Monsieur le Premier ministre, c'est grave car la dignité de l'État est en jeu ! Allez-vous ne rien… (Applaudissements sur les bancs du groupe UMP.)

M. le président. La parole est à M. le Premier ministre.

M. Manuel Valls, Premier ministre. Monsieur Henri Guaino, j'ai du respect pour vous, et je sais que vous faites souvent référence à l'histoire, à vos racines gaullistes. Mais quand on connaît l'histoire, l'on constate que c'est votre inconscient qui a parlé. Ainsi, puisque vous avez évoqué l'affaire Markovic, je dois vous rappeler d'où sont venus les coups contre Georges Pompidou (Applaudissements sur de nombreux bancs du groupe SRC.) : ils provenaient de son propre camp. C'est pourquoi je suis très étonné que vous fassiez référence à cette affaire. (Mêmes mouvements.)

Monsieur Guaino, j'ai déjà eu l'occasion de vous le dire ici très directement : respectez et respectons tous la justice et les médias.

M. Henri Guaino. Mais M. Jouyet a menti !

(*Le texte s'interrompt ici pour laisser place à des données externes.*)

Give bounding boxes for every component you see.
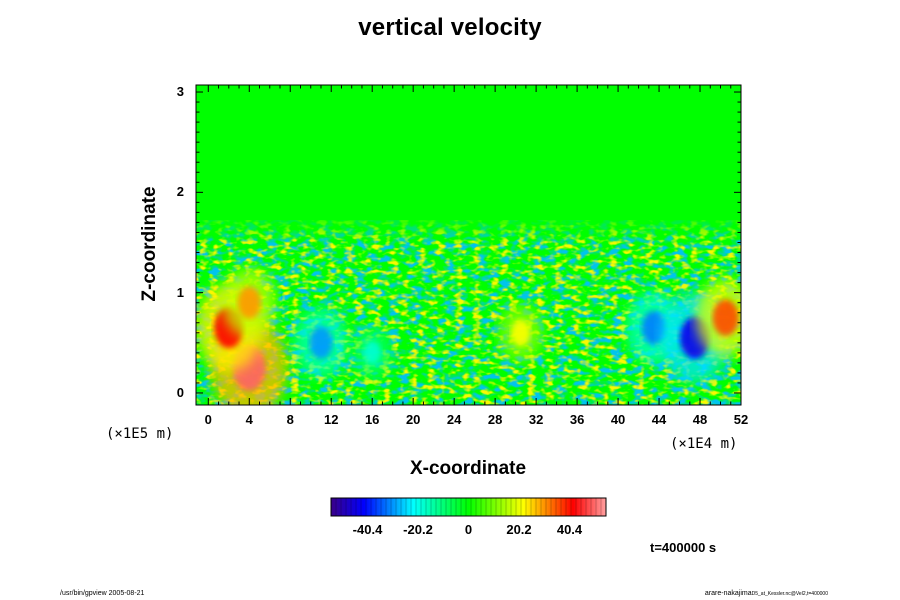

M. Manuel Valls, Premier ministre . Ici, à l'Assemblée nationale, mettre en cause la justice, comme vous l'avez déjà fait il y a quelques mois, mettre en cause la décision du Conseil constitutionnel quand celui-ci a rejeté les comptes de campagne de votre candidat alors que nous devons évidemment accepter toutes ses décisions, et, aujourd'hui, vouloir faire ici la justice à la place de la justice, ce n'est pas votre rôle ! Que ce soit à propos des comptes de campagne ou de ce qu'on appelle « l'affaire Bygmalion », il me suffirait de rappeler toutes les déclarations de votre camp pour bien montrer que ce n'est pas cette majorité, ce gouvernement, qui intervient en cette affaire.

M. Claude Goasguen. Ce n'est pas vrai ! Il faut dire la vérité !

M. Manuel Valls, Premier ministre . Je le répète : laissons la justice travailler, respectons son indépendance ; et puisque vous faites souvent référence au gaullisme, à l'État de droit, aux valeurs de la République, à ce que défend notre pays, j'invite chacun à respecter l'État de droit. Ayons tous le sens de l'État et de la République, et n'oublions pas que la polémique dans laquelle vous voulez nous entraîner pour échapper à la vérité abaisse le débat politique et ne correspond pas à ce que les Français attendent de la représentation nationale ! (Applaudissements sur les bancs des groupes SRC et RRDP, ainsi que sur de nombreux bancs du groupe écologiste.)